Si les époux ne parviennent pas à un accord sur le partage, le divorce amiable n'est plus possible. Le couple devra alors se tourner vers un divorce contentieux, où un juge aux affaires familiales tranchera les désaccords. C'est pourquoi il est essentiel d'être bien accompagné par des avocats expérimentés dès le départ. La médiation familiale peut aussi aider à débloquer les situations.
Combien coûte la liquidation du régime matrimonial en 2026 ?
Le coût dépend de la nature et de la valeur des biens. Les honoraires du notaire pour un acte de partage représentent entre 1 % et 2,5 % de la valeur des biens partagés. S'y ajoutent les droits de partage de 2,5 % de l'actif net (article 746 du Code général des impôts).
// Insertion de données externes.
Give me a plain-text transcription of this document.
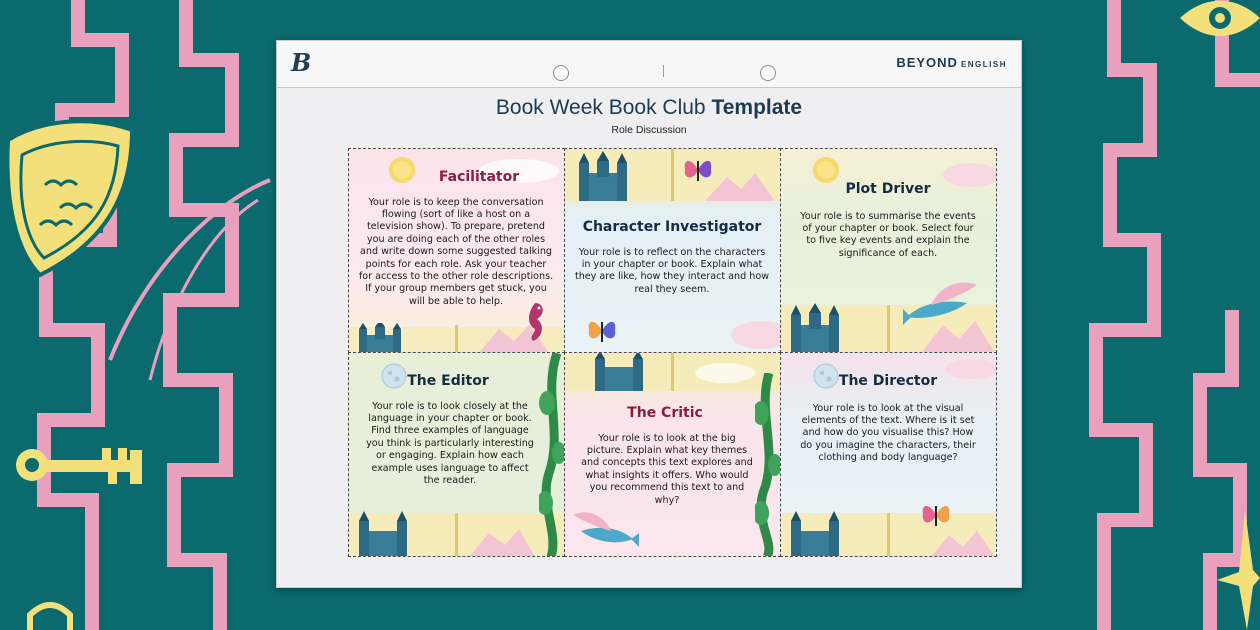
B	BEYOND ENGLISH
Book Week Book Club Template
Role Discussion
Facilitator

Your role is to keep the conversation flowing (sort of like a host on a television show). To prepare, pretend you are doing each of the other roles and write down some suggested talking points for each role. Ask your teacher for access to the other role descriptions. If your group members get stuck, you will be able to help.

Character Investigator

Your role is to reflect on the characters in your chapter or book. Explain what they are like, how they interact and how real they seem.

Plot Driver

Your role is to summarise the events of your chapter or book. Select four to five key events and explain the significance of each.

The Editor

Your role is to look closely at the language in your chapter or book. Find three examples of language you think is particularly interesting or engaging. Explain how each example uses language to affect the reader.

The Critic

Your role is to look at the big picture. Explain what key themes and concepts this text explores and what insights it offers. Who would you recommend this text to and why?

The Director

Your role is to look at the visual elements of the text. Where is it set and how do you visualise this? How do you imagine the characters, their clothing and body language?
Pour un patrimoine commun de 300 000 €, le coût total peut osciller entre 10 000 € et 15 000 €, frais et taxes inclus.
Peut-on modifier le partage des biens après la signature de la convention de divorce ?
Une fois la convention de divorce déposée chez le notaire et le divorce prononcé, le partage est en principe définitif. Il est très difficile de le remettre en cause, sauf en cas de fraude, d'erreur ou de dol (tromperie). C'est pourquoi il est crucial de bien vérifier chaque clause avant de signer, après le délai de réflexion de 15 jours imposé par l'article 229-4 du Code civil.
Les biens reçus en héritage pendant le mariage sont-ils partagés au divorce ?
Non, sous le régime de la communauté réduite aux acquêts (le régime légal applicable à 80 % des couples), les biens reçus par donation ou héritage restent des biens propres à l'époux qui les a reçus. Ils ne font pas partie de la masse commune à partager. En revanche, sous le régime de la communauté universelle, tous les biens sont communs, y compris les héritages, sauf clause contraire dans le contrat de mariage.
Faut-il deux avocats différents pour le partage des biens dans un divorce amiable ?
Oui, depuis la loi du 18 novembre 2016, chaque époux doit obligatoirement être assisté de son propre avocat dans un divorce par consentement mutuel (article 229-1 du Code civil). Les deux avocats rédigent ensemble la convention de divorce, incluant les termes du partage. Si un bien immobilier est concerné, un notaire intervient en complément pour rédiger l'acte de liquidation.